After the riot, homicides more than doubled.
Pre-April 27, 2015: 0.58 homicides a day.
April 28 – May 31, 2015: 1.44 homicides a day.
June 1 – 29, 2015: 1.0 homicide a day.
Before the riots, homicides were up in Baltimore about 30 percent compared to 2014.
Post-riot, Balto homicides are up about 75 percent compared to the same time last year. Shootings even more so.
42 people were killed this year in May, but no, “regression to the mean” is not inevitable when it comes to people killing each other. Not included a body or two dropped tonight, the good news, I suppose, is we’re down to just 1 murder each and every day.
Of the 144 people killed so far this year in Baltimore: 131 are male, 127 are black, 122 were shot. 104 victims, 72 percent of the total, win the trifecta by being all three.

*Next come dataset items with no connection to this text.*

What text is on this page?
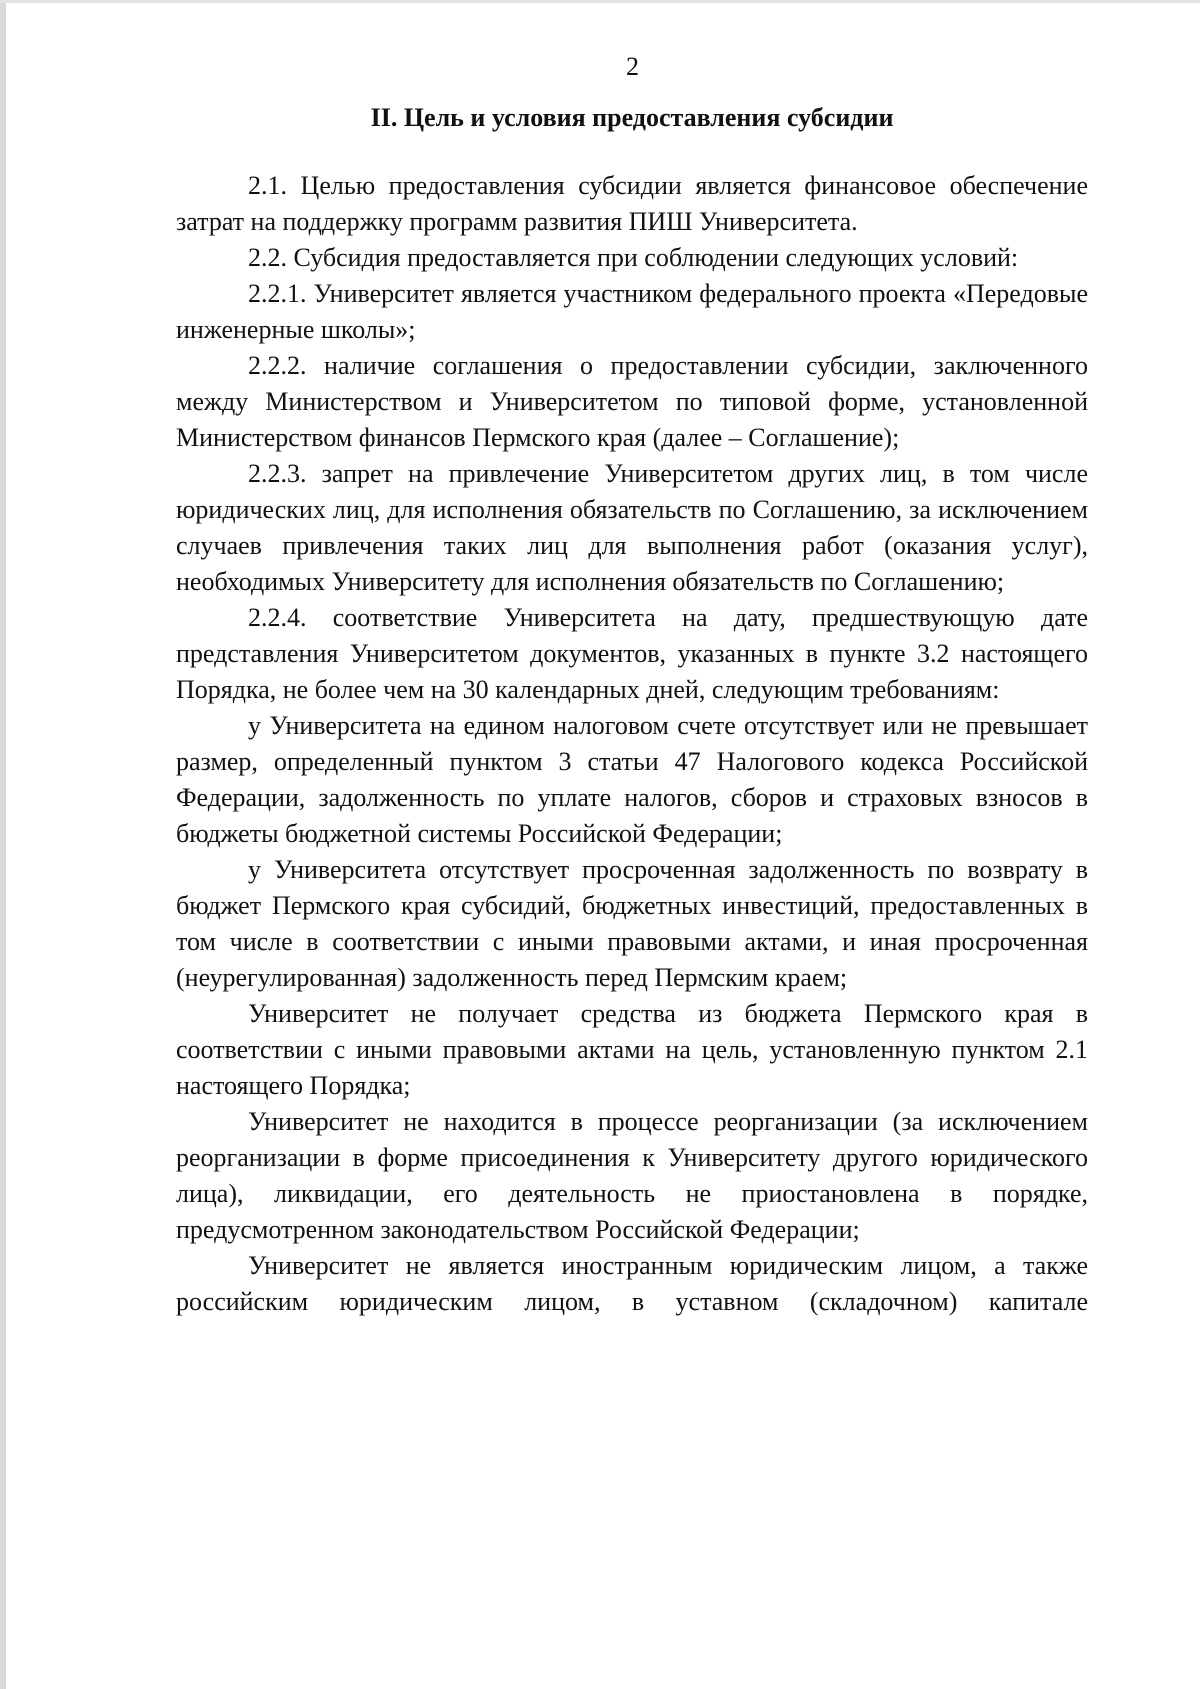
2
II. Цель и условия предоставления субсидии

2.1. Целью предоставления субсидии является финансовое обеспечение затрат на поддержку программ развития ПИШ Университета.

2.2. Субсидия предоставляется при соблюдении следующих условий:

2.2.1. Университет является участником федерального проекта «Передовые инженерные школы»;

2.2.2. наличие соглашения о предоставлении субсидии, заключенного между Министерством и Университетом по типовой форме, установленной Министерством финансов Пермского края (далее – Соглашение);

2.2.3. запрет на привлечение Университетом других лиц, в том числе юридических лиц, для исполнения обязательств по Соглашению, за исключением случаев привлечения таких лиц для выполнения работ (оказания услуг), необходимых Университету для исполнения обязательств по Соглашению;

2.2.4. соответствие Университета на дату, предшествующую дате представления Университетом документов, указанных в пункте 3.2 настоящего Порядка, не более чем на 30 календарных дней, следующим требованиям:

у Университета на едином налоговом счете отсутствует или не превышает размер, определенный пунктом 3 статьи 47 Налогового кодекса Российской Федерации, задолженность по уплате налогов, сборов и страховых взносов в бюджеты бюджетной системы Российской Федерации;

у Университета отсутствует просроченная задолженность по возврату в бюджет Пермского края субсидий, бюджетных инвестиций, предоставленных в том числе в соответствии с иными правовыми актами, и иная просроченная (неурегулированная) задолженность перед Пермским краем;

Университет не получает средства из бюджета Пермского края в соответствии с иными правовыми актами на цель, установленную пунктом 2.1 настоящего Порядка;

Университет не находится в процессе реорганизации (за исключением реорганизации в форме присоединения к Университету другого юридического лица), ликвидации, его деятельность не приостановлена в порядке, предусмотренном законодательством Российской Федерации;

Университет не является иностранным юридическим лицом, а также российским юридическим лицом, в уставном (складочном) капитале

I'd be curious to hear your assessment of this Baltimore Sun op-ed — Is the Ferguson Effect a Myth? — written by a couple criminologists.

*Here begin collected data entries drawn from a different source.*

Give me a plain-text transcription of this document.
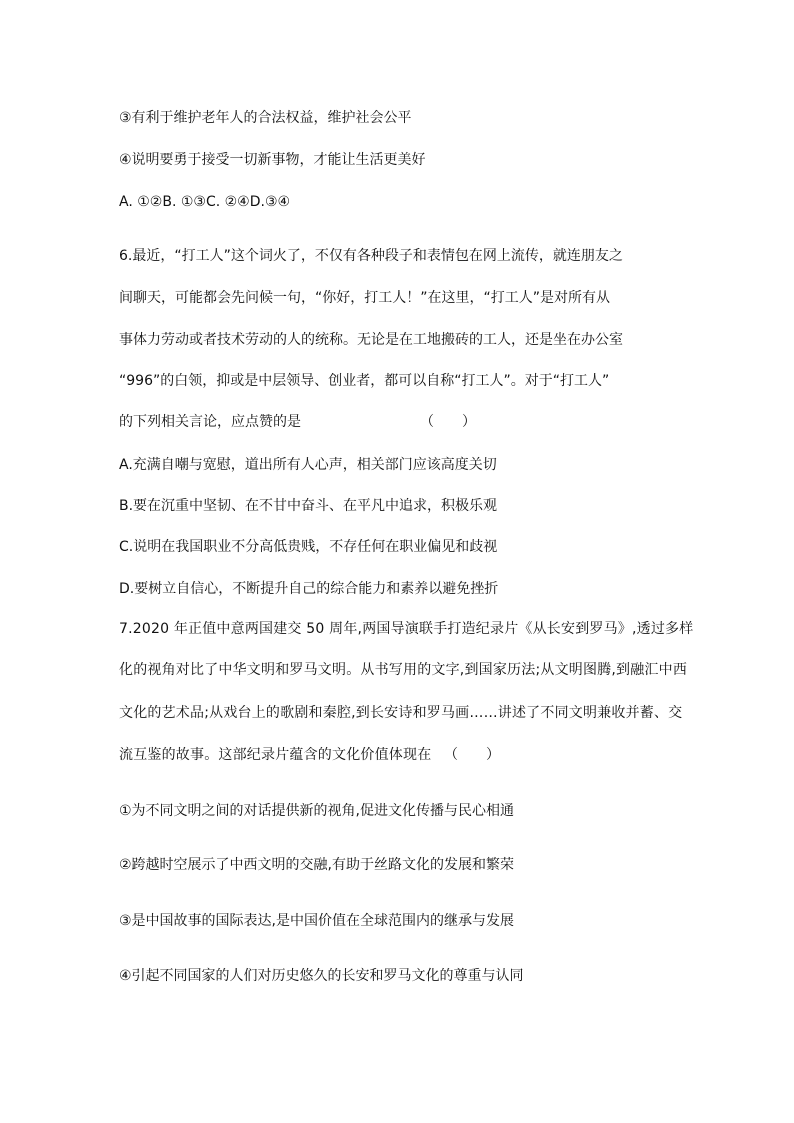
③有利于维护老年人的合法权益，维护社会公平
④说明要勇于接受一切新事物，才能让生活更美好
A. ①②B. ①③C. ②④D.③④
6.最近，“打工人”这个词火了，不仅有各种段子和表情包在网上流传，就连朋友之
间聊天，可能都会先问候一句，“你好，打工人！”在这里，“打工人”是对所有从
事体力劳动或者技术劳动的人的统称。无论是在工地搬砖的工人，还是坐在办公室
“996”的白领，抑或是中层领导、创业者，都可以自称“打工人”。对于“打工人”
的下列相关言论，应点赞的是	（　　）
A.充满自嘲与宽慰，道出所有人心声，相关部门应该高度关切
B.要在沉重中坚韧、在不甘中奋斗、在平凡中追求，积极乐观
C.说明在我国职业不分高低贵贱，不存任何在职业偏见和歧视
D.要树立自信心，不断提升自己的综合能力和素养以避免挫折
7.2020 年正值中意两国建交 50 周年,两国导演联手打造纪录片《从长安到罗马》,透过多样
化的视角对比了中华文明和罗马文明。从书写用的文字,到国家历法;从文明图腾,到融汇中西
文化的艺术品;从戏台上的歌剧和秦腔,到长安诗和罗马画……讲述了不同文明兼收并蓄、交
流互鉴的故事。这部纪录片蕴含的文化价值体现在 （　　）
①为不同文明之间的对话提供新的视角,促进文化传播与民心相通
②跨越时空展示了中西文明的交融,有助于丝路文化的发展和繁荣
③是中国故事的国际表达,是中国价值在全球范围内的继承与发展
④引起不同国家的人们对历史悠久的长安和罗马文化的尊重与认同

"[R]ecent highly publicized events in Ferguson, New York City and Baltimore may pose a 'legitimacy challenge' to the criminal justice system, creating a legitimacy deficit that increases legal cynicism and encourages individuals to take the law into their own hands. This — rather than the Ferguson Effect — may account for the rising death rates in cities throughout the U.S."
…seriously?
Ideological claptrap comes to mind. I mean it's a nice theory, if you frame to frame the debate in a theoretical way. But it comes from a mindset that A) refuses to blame the criminal, B) has little if any connection to life on the streets, and C) sees police as the problem. This is abstract pie-in-sky it's-society's-fault analysis. It's liberal academics grasping for straws to explain something that goes against their worldview.

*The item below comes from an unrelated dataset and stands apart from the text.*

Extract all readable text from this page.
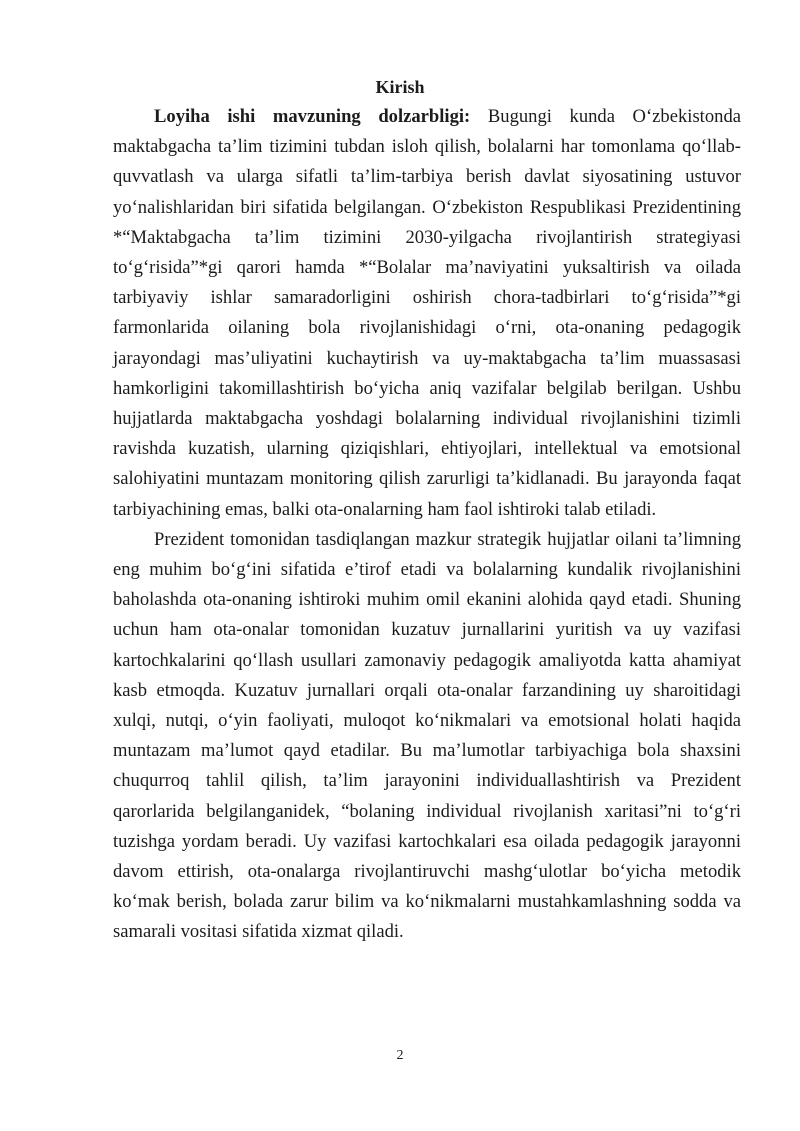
Kirish

Loyiha ishi mavzuning dolzarbligi: Bugungi kunda O‘zbekistonda maktabgacha ta’lim tizimini tubdan isloh qilish, bolalarni har tomonlama qo‘llab-quvvatlash va ularga sifatli ta’lim-tarbiya berish davlat siyosatining ustuvor yo‘nalishlaridan biri sifatida belgilangan. O‘zbekiston Respublikasi Prezidentining *“Maktabgacha ta’lim tizimini 2030-yilgacha rivojlantirish strategiyasi to‘g‘risida”*gi qarori hamda *“Bolalar ma’naviyatini yuksaltirish va oilada tarbiyaviy ishlar samaradorligini oshirish chora-tadbirlari to‘g‘risida”*gi farmonlarida oilaning bola rivojlanishidagi o‘rni, ota-onaning pedagogik jarayondagi mas’uliyatini kuchaytirish va uy-maktabgacha ta’lim muassasasi hamkorligini takomillashtirish bo‘yicha aniq vazifalar belgilab berilgan. Ushbu hujjatlarda maktabgacha yoshdagi bolalarning individual rivojlanishini tizimli ravishda kuzatish, ularning qiziqishlari, ehtiyojlari, intellektual va emotsional salohiyatini muntazam monitoring qilish zarurligi ta’kidlanadi. Bu jarayonda faqat tarbiyachining emas, balki ota-onalarning ham faol ishtiroki talab etiladi.

Prezident tomonidan tasdiqlangan mazkur strategik hujjatlar oilani ta’limning eng muhim bo‘g‘ini sifatida e’tirof etadi va bolalarning kundalik rivojlanishini baholashda ota-onaning ishtiroki muhim omil ekanini alohida qayd etadi. Shuning uchun ham ota-onalar tomonidan kuzatuv jurnallarini yuritish va uy vazifasi kartochkalarini qo‘llash usullari zamonaviy pedagogik amaliyotda katta ahamiyat kasb etmoqda. Kuzatuv jurnallari orqali ota-onalar farzandining uy sharoitidagi xulqi, nutqi, o‘yin faoliyati, muloqot ko‘nikmalari va emotsional holati haqida muntazam ma’lumot qayd etadilar. Bu ma’lumotlar tarbiyachiga bola shaxsini chuqurroq tahlil qilish, ta’lim jarayonini individuallashtirish va Prezident qarorlarida belgilanganidek, “bolaning individual rivojlanish xaritasi”ni to‘g‘ri tuzishga yordam beradi. Uy vazifasi kartochkalari esa oilada pedagogik jarayonni davom ettirish, ota-onalarga rivojlantiruvchi mashg‘ulotlar bo‘yicha metodik ko‘mak berish, bolada zarur bilim va ko‘nikmalarni mustahkamlashning sodda va samarali vositasi sifatida xizmat qiladi.

2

More academically, I can accept a crisis of legitimacy. But I see it more as an effect than a cause. There is problem of legitimacy in the criminal justice system. People get away with murder. Too many people are in prison. The system simply doesn't work. But the idea that this magically came to being on April 27th in Baltimore is absurd. It's even more absurd if one considers that criminal charges were placed against six police officers soon after that. What could more "legitimizing" than that? Should the officers be convicted, which I doubt, will the murder rate magically go down because of greater perceived legitimacy in the criminal justice system? Don't bet on it.
Was there any increase in the perceived legitimacy of the system in the 1990s when crime went down? No. The facts don't meet the theory.
Sure, if the system worked, if it were more legitimate, if guilty people were caught and fairly punished, fewer people would take the law into their own hands. Absolutely. But how do we go about increasing legitimacy in the system? Do we have to wait until all racism and racists are eliminated? That ain't gonna happen. So now what?
And the system will never be legitimate for those engaged in criminal operations who can't use the law. This isn't new. If we want more legitimacy, end the war on drugs. But in the meantime, if we want to reduce violence we need to focus on those who commit violent criminal acts.
Also, one could just as easily blame #BlackLivesMatter for any crisis of legitimacy, inasmuch as people promote a narrative of a evil police and broken criminal justice system. How is this any different than a Ferguson Effect?
Thanks. Describing the perception-of-legitimacy crisis as an effect rather than a cause is a nice way of putting it.